World_map Women are creating and running businesses around the world, contributing to economies that represent more than 70% of the world’s population and 93% of global GDP (2007). Women’s entrepreneurship is a key contributor to economic growth in low/middle income countries, particularly in Latin America and the Caribbean according to The Global Entrepreneurship Monitor (GEM) 2007 Report on Women and Entrepreneurship released by The Center for Women’s Leadership at Babson College. The study found no gender difference in the survival rate of women’s businesses versus those of men in high-income countries.  Women who are employed and have built a social network of entrepreneurs are more likely to become entrepreneurs.  Do you want to find out more? Read on below…

The social and economic benefits of working are driving women’s entrepreneurship more than increased education or household income.

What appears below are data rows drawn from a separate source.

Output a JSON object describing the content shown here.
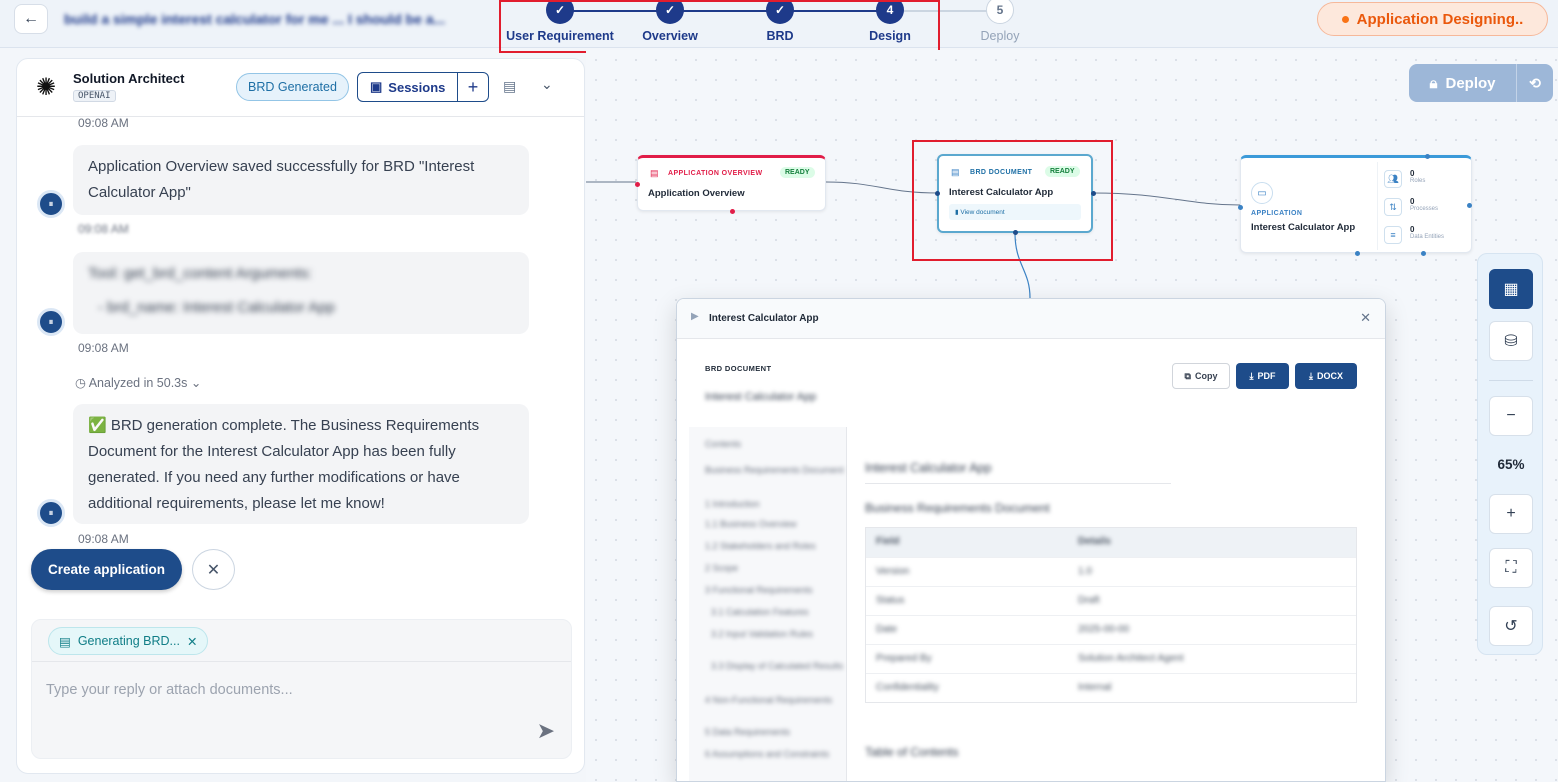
{
  "header": {
    "back_icon": "arrow-left-icon",
    "project_title": "build a simple interest calculator for me ... I should be a...",
    "steps": [
      {
        "number": "✓",
        "label": "User Requirement",
        "state": "done"
      },
      {
        "number": "✓",
        "label": "Overview",
        "state": "done"
      },
      {
        "number": "✓",
        "label": "BRD",
        "state": "done"
      },
      {
        "number": "4",
        "label": "Design",
        "state": "current"
      },
      {
        "number": "5",
        "label": "Deploy",
        "state": "future"
      }
    ],
    "status": "Application Designing.."
  },
  "chat": {
    "agent_name": "Solution Architect",
    "agent_provider": "OPENAI",
    "brd_badge": "BRD Generated",
    "sessions_label": "Sessions",
    "sessions_add": "+",
    "messages": [
      {
        "time_top": "09:08 AM",
        "text": "Application Overview saved successfully for BRD \"Interest Calculator App\"",
        "time": "09:08 AM"
      },
      {
        "text_line1": "Tool: get_brd_content Arguments:",
        "text_line2": "- brd_name: Interest Calculator App",
        "time": "09:08 AM"
      },
      {
        "analyzed": "Analyzed in 50.3s",
        "text": "✅ BRD generation complete. The Business Requirements Document for the Interest Calculator App has been fully generated. If you need any further modifications or have additional requirements, please let me know!",
        "time": "09:08 AM"
      }
    ],
    "create_button": "Create application",
    "close_icon": "x-icon",
    "attachment_chip": "Generating BRD...",
    "input_placeholder": "Type your reply or attach documents...",
    "send_icon": "send-icon"
  },
  "canvas": {
    "deploy_button": "Deploy",
    "nodes": {
      "overview": {
        "type": "APPLICATION OVERVIEW",
        "status": "READY",
        "title": "Application Overview"
      },
      "brd": {
        "type": "BRD DOCUMENT",
        "status": "READY",
        "title": "Interest Calculator App",
        "link": "View document"
      },
      "app": {
        "type": "APPLICATION",
        "title": "Interest Calculator App",
        "roles_count": "0",
        "roles_label": "Roles",
        "processes_count": "0",
        "processes_label": "Processes",
        "entities_count": "0",
        "entities_label": "Data Entities"
      }
    },
    "zoom_level": "65%"
  },
  "modal": {
    "title": "Interest Calculator App",
    "doc_label": "BRD DOCUMENT",
    "doc_subtitle": "Interest Calculator App",
    "copy_label": "Copy",
    "pdf_label": "PDF",
    "docx_label": "DOCX",
    "toc": [
      "Contents",
      "Business Requirements Document",
      "1 Introduction",
      "1.1 Business Overview",
      "1.2 Stakeholders and Roles",
      "2 Scope",
      "3 Functional Requirements",
      "3.1 Calculation Features",
      "3.2 Input Validation Rules",
      "3.3 Display of Calculated Results",
      "4 Non-Functional Requirements",
      "5 Data Requirements",
      "6 Assumptions and Constraints"
    ],
    "doc_heading": "Interest Calculator App",
    "doc_subheading": "Business Requirements Document",
    "table_head": [
      "Field",
      "Details"
    ],
    "table_rows": [
      [
        "Version",
        "1.0"
      ],
      [
        "Status",
        "Draft"
      ],
      [
        "Date",
        "2025-00-00"
      ],
      [
        "Prepared By",
        "Solution Architect Agent"
      ],
      [
        "Confidentiality",
        "Internal"
      ]
    ],
    "next_section": "Table of Contents"
  }
}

Women tend to be less optimistic and self-confident than men about starting a business.  But once involved in entrepreneurial activity, women’s confidence builds, and they are more likely to know other entrepreneurs, and exploit viable opportunities just like their male counterparts.

Fear of failure is also higher for women in all country groups compared to their male counterparts. Women in Europe and Asia low/middle income countries had the highest fear of failure rates (40.3%) compared to women in Latin America and the Caribbean (34.2%), and women in high-income countries (27.1%).  GEM suggests that rise in fear of failure may be linked to the necessity-driven perception of fewer job options.